Я на секунду задумался. Кроме подготовки к экзаменам на завтра, кажется, больше ничего запланировано не было. Таинственные убийцы из не менее таинственной организации отступили на второй план. Конечно, это не та проблема, от которой можно просто отмахнуться, но прямо сейчас в голову не приходило ни одного способа, с помощью которого можно было бы на эту организацию выйти, и поэтому я сказал:
— Не особенно. А в чем дело?
— Завтра четверг. — Напомнила Бьянка так, как будто этот день недели имел какое-то особенное значение.
— И?..
Я услышал, как она вздохнула, смирившись с тем, что придется опять говорить о вещах, ей самой казавшихся важными и очевидными.
— Занятия со средней группой.
— Я тут при чем?
— Вообще-то, мы все должны участвовать в обучении малышей, — заявила она, обиженная отсутствием какого-либо энтузиазма в моем голосе.
— У меня нет педагогического таланта.
— Перестань.
— Нет, я серьезно.
— Дил... я могу рассказать им про Трещины, но кто их покажет, кто проведет, научит чувствовать, где они начинаются, продемонстрирует, как найти вход и как выбраться обратно?

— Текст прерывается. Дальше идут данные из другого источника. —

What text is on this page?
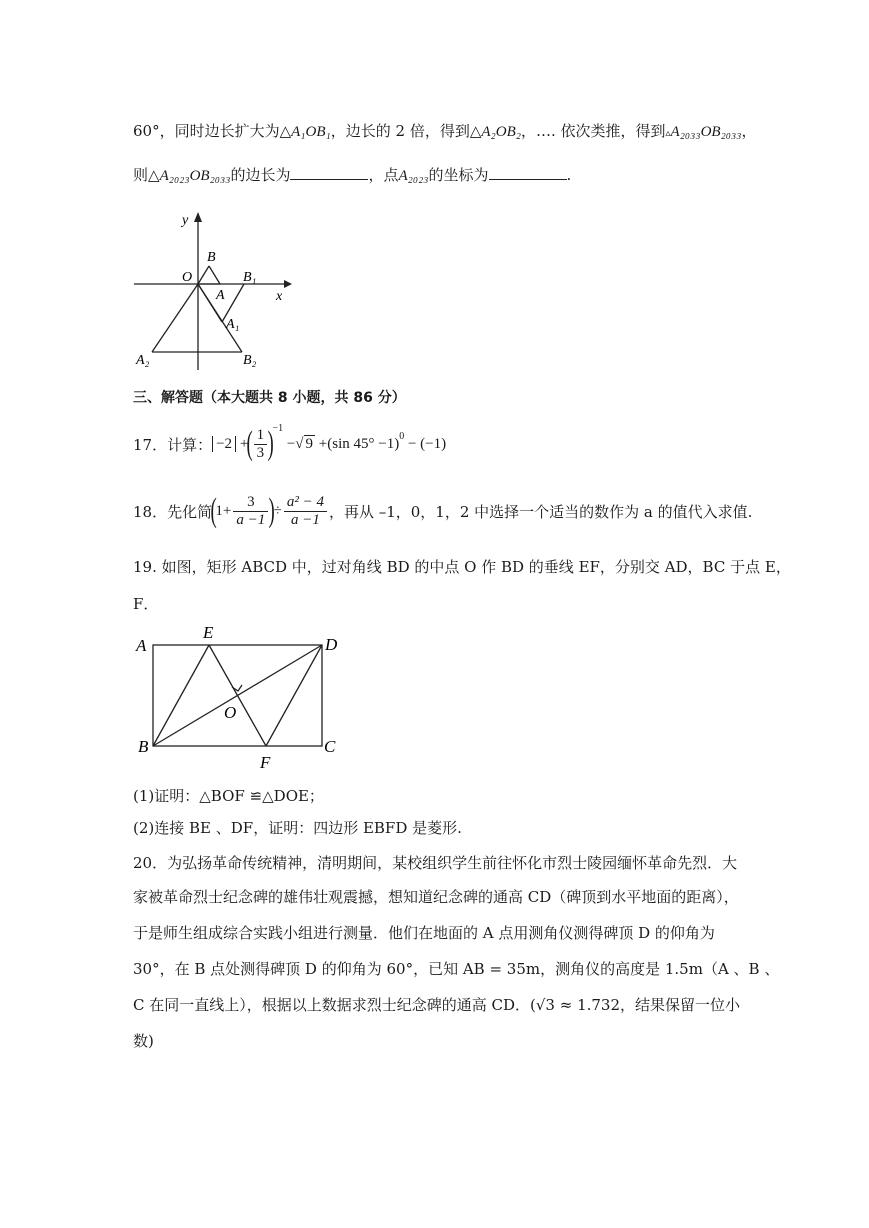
60°，同时边长扩大为△A₁OB₁，边长的 2 倍，得到△A₂OB₂，…. 依次类推，得到▵A₂₀₃₃OB₂₀₃₃，
则△A₂₀₂₃OB₂₀₃₃的边长为	，点A₂₀₂₃的坐标为	.
y
x
O
B
B₁
A
A₁
A₂	B₂
三、解答题（本大题共 8 小题，共 86 分）
17．计算： −2 +
( $\frac{1}{3}$ )
−1

− √ 9
+ ( sin 45° −1 )$^0$
− (−1)
18．先化简
(
$1+ \frac{3}{a -1}$ )
÷ $\frac{\text{a² − 4}}{a -1}$ ，再从 –1，0，1，2 中选择一个适当的数作为 a 的值代入求值.
19. 如图，矩形 ABCD 中，过对角线 BD 的中点 O 作 BD 的垂线 EF，分别交 AD，BC 于点 E，
F．
A
E
D
O
B
F
C
(1)证明：△BOF ≌△DOE；
(2)连接 BE 、DF，证明：四边形 EBFD 是菱形.
20．为弘扬革命传统精神，清明期间，某校组织学生前往怀化市烈士陵园缅怀革命先烈．大
家被革命烈士纪念碑的雄伟壮观震撼，想知道纪念碑的通高 CD（碑顶到水平地面的距离），
于是师生组成综合实践小组进行测量．他们在地面的 A 点用测角仪测得碑顶 D 的仰角为
30°，在 B 点处测得碑顶 D 的仰角为 60°，已知 AB = 35m，测角仪的高度是 1.5m（A 、B 、
C 在同一直线上），根据以上数据求烈士纪念碑的通高 CD．(√3 ≈ 1.732，结果保留一位小
数)
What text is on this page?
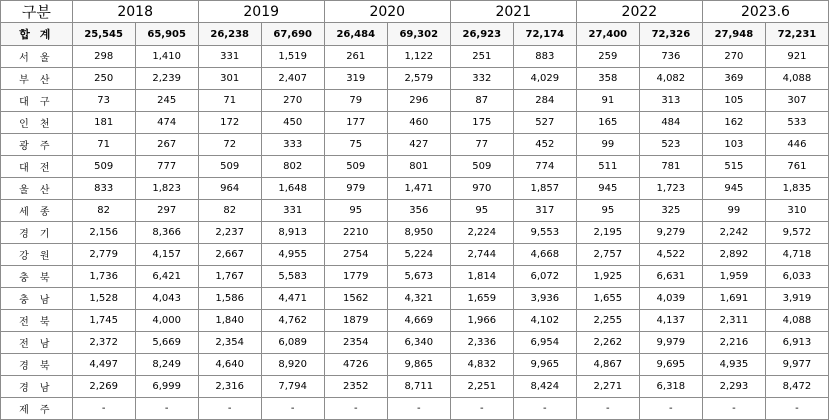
구분	2018		2019		2020		2021		2022		2023.6	
합 계	25,545	65,905	26,238	67,690	26,484	69,302	26,923	72,174	27,400	72,326	27,948	72,231
서 울	298	1,410	331	1,519	261	1,122	251	883	259	736	270	921
부 산	250	2,239	301	2,407	319	2,579	332	4,029	358	4,082	369	4,088
대 구	73	245	71	270	79	296	87	284	91	313	105	307
인 천	181	474	172	450	177	460	175	527	165	484	162	533
광 주	71	267	72	333	75	427	77	452	99	523	103	446
대 전	509	777	509	802	509	801	509	774	511	781	515	761
울 산	833	1,823	964	1,648	979	1,471	970	1,857	945	1,723	945	1,835
세 종	82	297	82	331	95	356	95	317	95	325	99	310
경 기	2,156	8,366	2,237	8,913	2210	8,950	2,224	9,553	2,195	9,279	2,242	9,572
강 원	2,779	4,157	2,667	4,955	2754	5,224	2,744	4,668	2,757	4,522	2,892	4,718
충 북	1,736	6,421	1,767	5,583	1779	5,673	1,814	6,072	1,925	6,631	1,959	6,033
충 남	1,528	4,043	1,586	4,471	1562	4,321	1,659	3,936	1,655	4,039	1,691	3,919
전 북	1,745	4,000	1,840	4,762	1879	4,669	1,966	4,102	2,255	4,137	2,311	4,088
전 남	2,372	5,669	2,354	6,089	2354	6,340	2,336	6,954	2,262	9,979	2,216	6,913
경 북	4,497	8,249	4,640	8,920	4726	9,865	4,832	9,965	4,867	9,695	4,935	9,977
경 남	2,269	6,999	2,316	7,794	2352	8,711	2,251	8,424	2,271	6,318	2,293	8,472
제 주	-	-	-	-	-	-	-	-	-	-	-	-
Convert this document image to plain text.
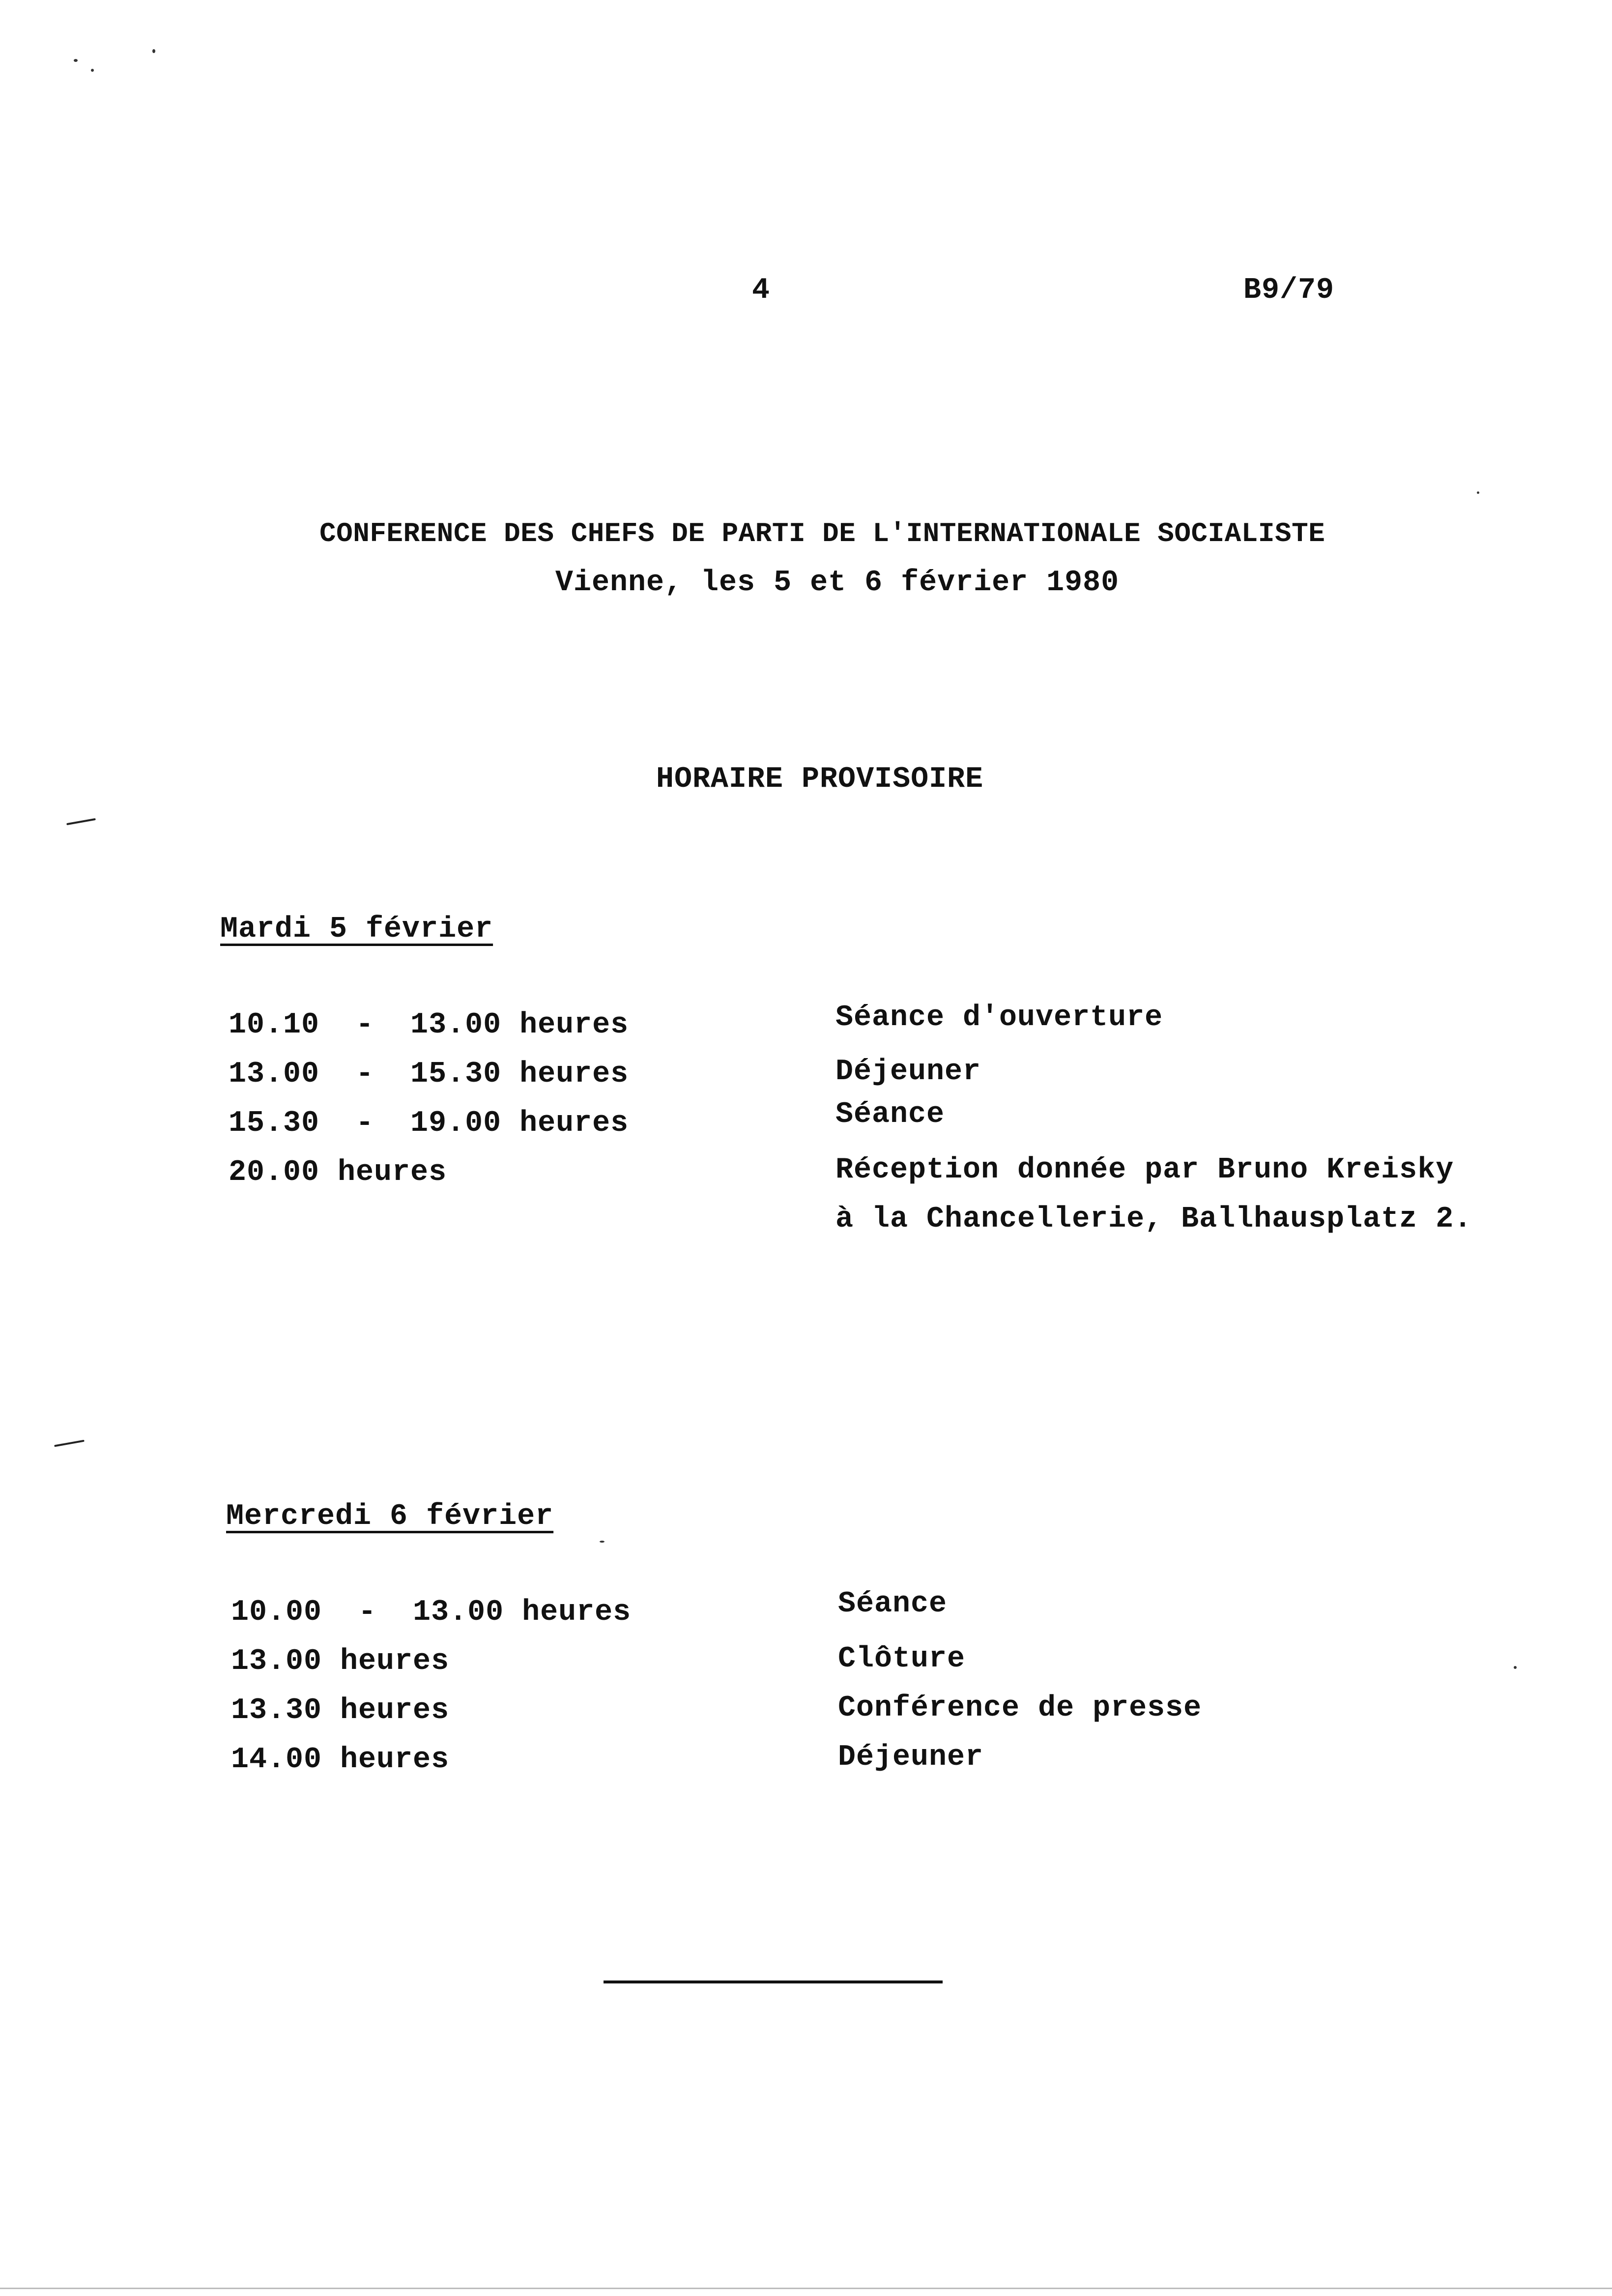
4	B9/79
CONFERENCE DES CHEFS DE PARTI DE L'INTERNATIONALE SOCIALISTE
Vienne, les 5 et 6 février 1980
HORAIRE PROVISOIRE
Mardi 5 février
10.10  -  13.00 heures	Séance d'ouverture
13.00  -  15.30 heures	Déjeuner
15.30  -  19.00 heures	Séance
20.00 heures	Réception donnée par Bruno Kreisky
à la Chancellerie, Ballhausplatz 2.
Mercredi 6 février
10.00  -  13.00 heures	Séance
13.00 heures	Clôture
13.30 heures	Conférence de presse
14.00 heures	Déjeuner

Я боюсь туда идти одна, а тем более с кучей детишек. Вит Трещины чувствовать почти не умеет. Марта уехала. Герр Рихтер... ты сам знаешь, как занят директор. Кто еще? Больше некому. Старшекурсников нет. Мы и есть сейчас самые старшие. Мы трое.
Мне стало ясно, что отвертеться не удасться. Что было печально, потому что я терпеть не мог обучать детишек из младших классов. Дети, собранные в кучу, периодически будили во мне желание придушить одного или двух в назидание остальным. К сожалению, этого нельзя было сделать — Бъянка из смерти пары никчемнышей наверняка бы развела мировую трагедию, а реакция директора могла стать и вовсе непредсказуемой, учитывая, как он дорожил каждым учеником. В результате возникал внутренний конфликт — омерзительная штука для людей вроде меня, желающих видеть свой мир — как внешний, так и внутренний — ясным, чистым, простым и целостным.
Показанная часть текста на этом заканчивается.